Cables, as the "vascular network" of the photovoltaic system, undertake the important task of power transmission, responsible for transmitting the electricity generated by photovoltaic panels to inverters, batteries, and the power grid. The performance of photovoltaic cables directly affects power transmission efficiency and system safety, so there are strict technical requirements for them. Firstly, cables need to have excellent conductivity to reduce power loss during transmission. Secondly, due to long-term exposure to the outdoors, they need to have characteristics such as resistance to high and low temperatures, ultraviolet rays, ozone, and aging, and be able to adapt to extreme temperature environments ranging from -40℃ to 90℃. In addition, they need to have good insulation and mechanical strength to prevent safety hazards such as short circuits and electric leakage. Common cables used in photovoltaic systems include DC cables and AC cables. DC cables connect photovoltaic panels to inverters and need to withstand high DC voltages; AC cables connect inverters to the power grid or loads and need to meet the AC voltage standards of the power grid. Reasonable selection of cable specifications, proper wiring design, and protective measures are the keys to ensuring efficient and safe power transmission.

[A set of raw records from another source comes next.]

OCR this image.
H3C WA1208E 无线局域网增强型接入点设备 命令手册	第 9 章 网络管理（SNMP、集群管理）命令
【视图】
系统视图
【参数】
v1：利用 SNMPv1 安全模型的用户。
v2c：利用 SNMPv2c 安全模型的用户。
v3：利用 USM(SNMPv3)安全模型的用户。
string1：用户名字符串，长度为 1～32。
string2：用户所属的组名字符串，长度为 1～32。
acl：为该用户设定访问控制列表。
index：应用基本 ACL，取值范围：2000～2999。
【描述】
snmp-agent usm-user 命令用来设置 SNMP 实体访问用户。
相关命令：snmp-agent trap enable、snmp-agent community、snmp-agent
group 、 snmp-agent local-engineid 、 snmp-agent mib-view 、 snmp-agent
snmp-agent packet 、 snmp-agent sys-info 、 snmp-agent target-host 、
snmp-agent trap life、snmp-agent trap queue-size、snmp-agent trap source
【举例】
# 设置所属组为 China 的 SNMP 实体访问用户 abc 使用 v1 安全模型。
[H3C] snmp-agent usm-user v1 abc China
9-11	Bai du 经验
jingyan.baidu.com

In the entire photovoltaic bracket system, each component does not exist in isolation, but forms an efficient and collaborative working closed loop through precise cooperation. When sunlight irradiates the photovoltaic panels, the photovoltaic panels generate direct current through the photoelectric effect. The direct current is transmitted to the inverter through DC cables. After the inverter converts it into alternating current, part of it is directly supplied to the load, and the other part of the excess electricity can be transmitted to the battery for storage through cables or integrated into the power grid to realize surplus electricity When there is insufficient sunlight, the electricity stored in the battery is converted into alternating current through the inverter to ensure the continuous power supply of the load. Brackets maximize light energy capture efficiency by optimizing the angle and orientation of photovoltaic panels; cables ensure efficient power transmission between components and reduce losses.